Si les intentions sont là, qu’en est-il au final ? Les producteurs Andrew McDonald et Alex Garland, collaborateurs de longue date de Danny Boyle, ont préféré se baser sur un scénario original, signé Garland, qui enferme au bout d’un quart d’heure le juge et sa recrue, la télépathe Cassandra Anderson, dans un « méga-bloc » de Mega City One, avec un gang de dealers à leurs trousses. Le choix est fait et la messe est dite : plutôt que d’explorer les recoins d’un univers aux possibilités infinies, l’équipe de Dredd a préféré jouer la carte du film de couloirs pétaradant, destiné avant tout à mettre en valeur son héros-titre, qui cette fois n’enlèvera pour rien au monde son casque.

C’est un souci plus que frustrant, Dredd se révélant être une série B tout ce qu’il y a de plus simple, suspendue à une rachitique idée de scénario applicable à n’importe quel genre, du vaudeville au film d’horreur, et qui rappelle férocement, bien que ce ne soit pas voulu, l’Indonésien The Raid. Même principe de représentants de la loi soudain mis en danger dans un univers clos où ils sont pris pour cible, même concept de remonter les étages/niveaux jusqu’au dernier, où se terre le boss final, même enchaînement de combats à un contre dix, sauf qu’ici Dredd fait avant tout parler la poudre (merci au « Lawgiver », ce fabuleux flingue multi-fonction porté par les juges).
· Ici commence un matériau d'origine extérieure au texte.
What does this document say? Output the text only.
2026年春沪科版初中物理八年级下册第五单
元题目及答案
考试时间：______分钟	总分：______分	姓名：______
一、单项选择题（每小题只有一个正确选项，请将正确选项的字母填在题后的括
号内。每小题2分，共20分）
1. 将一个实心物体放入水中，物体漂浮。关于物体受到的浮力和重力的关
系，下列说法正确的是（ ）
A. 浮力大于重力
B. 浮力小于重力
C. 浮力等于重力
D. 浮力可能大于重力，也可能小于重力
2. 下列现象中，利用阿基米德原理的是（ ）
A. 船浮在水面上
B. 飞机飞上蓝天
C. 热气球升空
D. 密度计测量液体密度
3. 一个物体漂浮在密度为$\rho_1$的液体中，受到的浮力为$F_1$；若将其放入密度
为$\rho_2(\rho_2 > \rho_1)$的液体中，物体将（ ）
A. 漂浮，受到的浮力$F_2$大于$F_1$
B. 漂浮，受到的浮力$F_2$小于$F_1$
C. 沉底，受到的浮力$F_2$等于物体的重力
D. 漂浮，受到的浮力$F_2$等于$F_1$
Alex Garland n’a pas à rougir de cette similarité : avant ces deux films, Le jeu de la mort partait après tout du même principe, tout comme, dans une certaine mesure, Piège de cristal.

Le juge Dredd ne renonce jamais

La juge Anderson (Thirlby) a fort à faire avec un prisonnier récalcitrant.

Excepté quelques plans aériens de Mega City One, le sentiment d’immersion dans un univers SF post-apocalyptique est donc limité, les couloirs d’un méga-HLM en béton étant peu propices à l’émerveillement visuel. Heureusement, Dredd soigne avec une attention maniaque le cœur de son action, à savoir la lutte de l’irascible juge contre des hordes de fauteurs de troubles à la sentence prévue d’avance. Imperturbable, d’un cynisme « callahanien », Dredd est conforme à son modèle dessiné, campé qu’il est par un Karl Urban qui joue du menton avec conviction, à défaut d’en avoir un aussi reconnaissable que son prédécesseur. Un autre personnage de la BD, la juge-psi Anderson, est également bien traité, la frêle Olivia Thirlby mélangeant à l’envi regards perdus et farouchement décidés qui traduisent bien les tourments d’une télépathe encore peu sûre de l’efficacité de ses pouvoirs. La nouvelle venue est Ma-Ma, leader d’un gang ultra-violent vendant une drogue appelée Slo-Mo. Scarifiée, les cheveux décolorés et la mine cernée, Lena Headey (Game of Thrones) joue les ordures au féminin avec un aplomb convaincant, bien que son personnage soit très sommairement dessiné.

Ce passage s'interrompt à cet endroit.